パピー・アベディはホームタウンでのこの一戦の幕を右の強打から重たいヒザで切っておろし、そこから首相撲へと持ち込んだ。驚くべきことにテイクダウンを狙っているのは-おそらく身長差を警戒した-アベディのほうで、片足タックルで金網に突進するとそれを成功させた。しかしジェイムズ・ヘッドは巧みにアベディのバランスを下から崩してアベディにそれ以上の攻撃を許さなかった。

アベディがハーフガードまでポジションを勧めたところでヘッドにエスケープを許し、立ち上がられてしまう。突如スイッチの入ったジェイムズは腹部への重たいヒザでアベディを金網に押し込むと、実に見事な振り下ろすようなヒザでアベディを硬直させた。フィニッシュを狙うヘッドが3発のパンチで追い討ちを掛ける。

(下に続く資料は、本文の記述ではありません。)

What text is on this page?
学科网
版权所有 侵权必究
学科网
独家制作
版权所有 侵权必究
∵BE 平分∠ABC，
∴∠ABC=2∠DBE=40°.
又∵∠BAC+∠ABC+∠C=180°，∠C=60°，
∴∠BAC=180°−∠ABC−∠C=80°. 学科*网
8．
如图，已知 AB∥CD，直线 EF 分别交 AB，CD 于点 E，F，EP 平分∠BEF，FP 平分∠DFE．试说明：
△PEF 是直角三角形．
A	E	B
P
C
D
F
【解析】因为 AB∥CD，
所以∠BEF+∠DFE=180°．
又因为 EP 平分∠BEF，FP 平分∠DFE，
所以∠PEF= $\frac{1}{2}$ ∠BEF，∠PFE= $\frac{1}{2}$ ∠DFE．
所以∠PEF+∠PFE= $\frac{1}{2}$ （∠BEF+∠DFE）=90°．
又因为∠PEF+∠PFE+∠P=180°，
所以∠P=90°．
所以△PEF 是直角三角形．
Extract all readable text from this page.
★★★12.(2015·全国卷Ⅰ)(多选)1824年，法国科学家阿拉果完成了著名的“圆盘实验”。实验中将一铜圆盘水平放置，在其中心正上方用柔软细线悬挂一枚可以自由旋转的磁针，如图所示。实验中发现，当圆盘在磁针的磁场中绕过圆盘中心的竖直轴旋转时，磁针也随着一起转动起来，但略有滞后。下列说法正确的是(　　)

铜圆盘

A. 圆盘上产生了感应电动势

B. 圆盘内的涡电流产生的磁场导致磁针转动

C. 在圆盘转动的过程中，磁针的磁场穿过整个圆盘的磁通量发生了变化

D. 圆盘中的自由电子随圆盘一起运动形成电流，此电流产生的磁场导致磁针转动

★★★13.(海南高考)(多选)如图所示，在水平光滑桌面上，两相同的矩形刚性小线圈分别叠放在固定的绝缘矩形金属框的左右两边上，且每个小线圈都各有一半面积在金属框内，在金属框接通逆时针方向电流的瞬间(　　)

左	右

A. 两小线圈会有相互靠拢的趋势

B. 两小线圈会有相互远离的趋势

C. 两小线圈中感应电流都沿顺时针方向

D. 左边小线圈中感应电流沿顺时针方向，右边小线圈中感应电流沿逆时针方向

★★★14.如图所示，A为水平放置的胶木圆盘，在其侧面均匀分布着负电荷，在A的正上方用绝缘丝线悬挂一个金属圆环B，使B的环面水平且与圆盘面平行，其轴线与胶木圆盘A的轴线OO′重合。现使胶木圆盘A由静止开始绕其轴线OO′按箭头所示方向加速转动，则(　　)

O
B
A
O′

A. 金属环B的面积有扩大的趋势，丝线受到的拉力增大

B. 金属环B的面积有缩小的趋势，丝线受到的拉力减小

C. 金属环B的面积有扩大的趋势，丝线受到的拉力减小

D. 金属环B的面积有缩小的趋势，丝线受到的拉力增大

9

アベディはふらふらと茄子術なく後ろに下がるがヘッドは再び距離を詰め打撃を叩き込むと相手をテイクダウン。勝機はアベディの手から完全に滑り落ちたように見えた。馬乗りになったヘッドはパウンドを無数に落とし、アベディは亀になって逃れようとした。ヘッドがすかさずアベディの首にチョークを滑り込ませると、1ラウンド4分3秒、アベディがタップした。